Auch in anderen Teilen der Welt nutzen Politiker Kulturkämpfe zu ihrem Vorteil. Auf den Philippinen gelang es Präsident Rodrigo Duterte, das Wahlvolk mit seiner schockierenden Strategie der Ermordung von Drogenhändlern gedanklich so in Beschlag zu nehmen, dass es nicht mehr über Armut oder Analphabetismus nachdachte, sondern darüber stritt, wer für Duterte (und somit für „Law & Order“) oder gegen ihn (und somit, wie Duterte formulieren würde, für „Kriminalität und Drogen“) war. Eine Studie kam kürzlich zu dem Ergebnis, dass der italienische Populist Matteo Salvini unter anderem deswegen so erfolgreich war, weil er die Italiener selbst dann noch mit dem Migrantenthema polarisierte, als die realen Migrantenzahlen dramatisch zurückgingen. Polarisierung ist eine altbekannte autoritäre Taktik. Russlands Präsident Wladimir Putin lässt seine Staatsmedien lieber über die Niedertracht des Westens berichten als über den sinkenden Lebensstandard im eigenen Land, und der türkische Präsident Recep Tayyip Erdogan setzte vor den Wahlen auf anti-griechische Rhetorik, um nicht über die wirtschaftliche Misere in der Türkei sprechen zu müssen.

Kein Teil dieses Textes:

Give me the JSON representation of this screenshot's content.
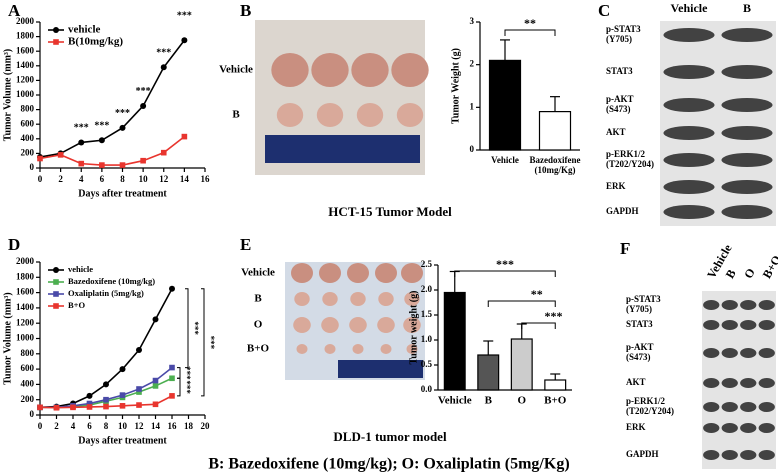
{
  "chart_data": [
    {
      "type": "line",
      "label": "A",
      "ylabel": "Tumor Volume (mm³)",
      "xlabel": "Days after treatment",
      "x": [
        0,
        2,
        4,
        6,
        8,
        10,
        12,
        14
      ],
      "series": [
        {
          "name": "vehicle",
          "color": "#000000",
          "values": [
            150,
            200,
            350,
            380,
            550,
            850,
            1380,
            1750
          ]
        },
        {
          "name": "B(10mg/kg)",
          "color": "#e8352e",
          "values": [
            130,
            180,
            60,
            40,
            40,
            100,
            210,
            430
          ]
        }
      ],
      "xlim": [
        0,
        16
      ],
      "xticks": [
        0,
        2,
        4,
        6,
        8,
        10,
        12,
        14,
        16
      ],
      "ylim": [
        0,
        2000
      ],
      "yticks": [
        0,
        200,
        400,
        600,
        800,
        1000,
        1200,
        1400,
        1600,
        1800,
        2000
      ],
      "legend": "upper left",
      "annotations": [
        "***",
        "***",
        "***",
        "***",
        "***",
        "***"
      ]
    },
    {
      "type": "bar",
      "label": "B",
      "ylabel": "Tumor Weight (g)",
      "categories": [
        "Vehicle",
        "Bazedoxifene (10mg/Kg)"
      ],
      "values": [
        2.1,
        0.9
      ],
      "errors": [
        0.48,
        0.35
      ],
      "colors": [
        "#000000",
        "#ffffff"
      ],
      "ylim": [
        0,
        3
      ],
      "yticks": [
        0,
        1,
        2,
        3
      ],
      "annotations": [
        "**"
      ]
    },
    {
      "type": "line",
      "label": "D",
      "ylabel": "Tumor Volume (mm³)",
      "xlabel": "Days after treatment",
      "x": [
        0,
        2,
        4,
        6,
        8,
        10,
        12,
        14,
        16
      ],
      "series": [
        {
          "name": "vehicle",
          "color": "#000000",
          "values": [
            100,
            110,
            150,
            250,
            400,
            600,
            850,
            1250,
            1650
          ]
        },
        {
          "name": "Bazedoxifene (10mg/kg)",
          "color": "#4caf50",
          "values": [
            100,
            100,
            110,
            130,
            180,
            230,
            300,
            380,
            480
          ]
        },
        {
          "name": "Oxaliplatin (5mg/kg)",
          "color": "#4a4aa8",
          "values": [
            100,
            100,
            120,
            150,
            200,
            260,
            340,
            450,
            620
          ]
        },
        {
          "name": "B+O",
          "color": "#e8352e",
          "values": [
            100,
            95,
            100,
            105,
            110,
            120,
            130,
            140,
            250
          ]
        }
      ],
      "xlim": [
        0,
        20
      ],
      "xticks": [
        0,
        2,
        4,
        6,
        8,
        10,
        12,
        14,
        16,
        18,
        20
      ],
      "ylim": [
        0,
        2000
      ],
      "yticks": [
        0,
        200,
        400,
        600,
        800,
        1000,
        1200,
        1400,
        1600,
        1800,
        2000
      ],
      "legend": "upper left",
      "annotations": [
        "***",
        "***",
        "***",
        "***"
      ]
    },
    {
      "type": "bar",
      "label": "E",
      "ylabel": "Tumor weight (g)",
      "categories": [
        "Vehicle",
        "B",
        "O",
        "B+O"
      ],
      "values": [
        1.95,
        0.7,
        1.02,
        0.2
      ],
      "errors": [
        0.42,
        0.28,
        0.3,
        0.12
      ],
      "colors": [
        "#000000",
        "#555555",
        "#cccccc",
        "#ffffff"
      ],
      "ylim": [
        0,
        2.5
      ],
      "yticks": [
        {
          "value": 0,
          "label": "0.0"
        },
        0.5,
        {
          "value": 1,
          "label": "1.0"
        },
        1.5,
        {
          "value": 2,
          "label": "2.0"
        },
        2.5
      ],
      "annotations": [
        "***",
        "**",
        "***"
      ]
    }
  ],
  "photos": [
    {
      "rows": [
        "Vehicle",
        "B"
      ]
    },
    {
      "rows": [
        "Vehicle",
        "B",
        "O",
        "B+O"
      ]
    }
  ],
  "blots": [
    {
      "label": "C",
      "lanes": [
        "Vehicle",
        "B"
      ],
      "rows": [
        "p-STAT3 (Y705)",
        "STAT3",
        "p-AKT (S473)",
        "AKT",
        "p-ERK1/2 (T202/Y204)",
        "ERK",
        "GAPDH"
      ]
    },
    {
      "label": "F",
      "lanes": [
        "Vehicle",
        "B",
        "O",
        "B+O"
      ],
      "rows": [
        "p-STAT3 (Y705)",
        "STAT3",
        "p-AKT (S473)",
        "AKT",
        "p-ERK1/2 (T202/Y204)",
        "ERK",
        "GAPDH"
      ]
    }
  ],
  "captions": [
    "HCT-15 Tumor Model",
    "DLD-1 tumor model"
  ],
  "footer": "B: Bazedoxifene (10mg/kg); O: Oxaliplatin (5mg/Kg)"
}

Die Demokraten sollten nicht in die gleiche Falle tappen. Ihre Politiker und Aktivisten und auch ihre Social Media nutzenden Wähler sollten sich, auch wenn das nicht leicht sein wird, nach Kräften auf die konkreten Fragen konzentrieren, mit denen die Menschen Tag für Tag konfrontiert sind: warum ihre Kinder nicht in der Schule sind, warum ihre Firma dichtmachen musste, warum sie nicht ausreichend krankenversichert sind und warum 200 000 Menschen sterben mussten – und warum es bei all diesen Themen einen entscheidenden Unterschied macht, wer Präsident ist.
Wenn man andere Themen in den Fokus rückt als den missbräuchlichen Umgang der Republikanischen Partei mit der Supreme-Court-Nominierung, heißt das nicht, dass diese Usurpation nicht zum Himmel schreit. Sie ist ein Angriff auf einen Grundwert der US-Verfassung: den unpolitischen Charakter des obersten US-Gerichts. Doch reagieren oder Abhilfe schaffen – zum Beispiel durch eine Änderung der Gesetzeslage oder der Geschäftsordnung des Senats – können die Demokraten nur, wenn sie nicht nur die Präsidentenwahl gewinnen, sondern sich auch die Mehrheit im Senat sichern. Und das wird nur gelingen, wenn ehemalige Wähler der Republikaner die Seiten wechseln. Das sollte man ihnen möglichst leicht machen. Auch wenn es sich seltsam anhört: Wem die Zukunft des Supreme Court am Herzen liegt, der sollte möglichst wenig Worte über den Supreme Court verlieren – zumindest bis November.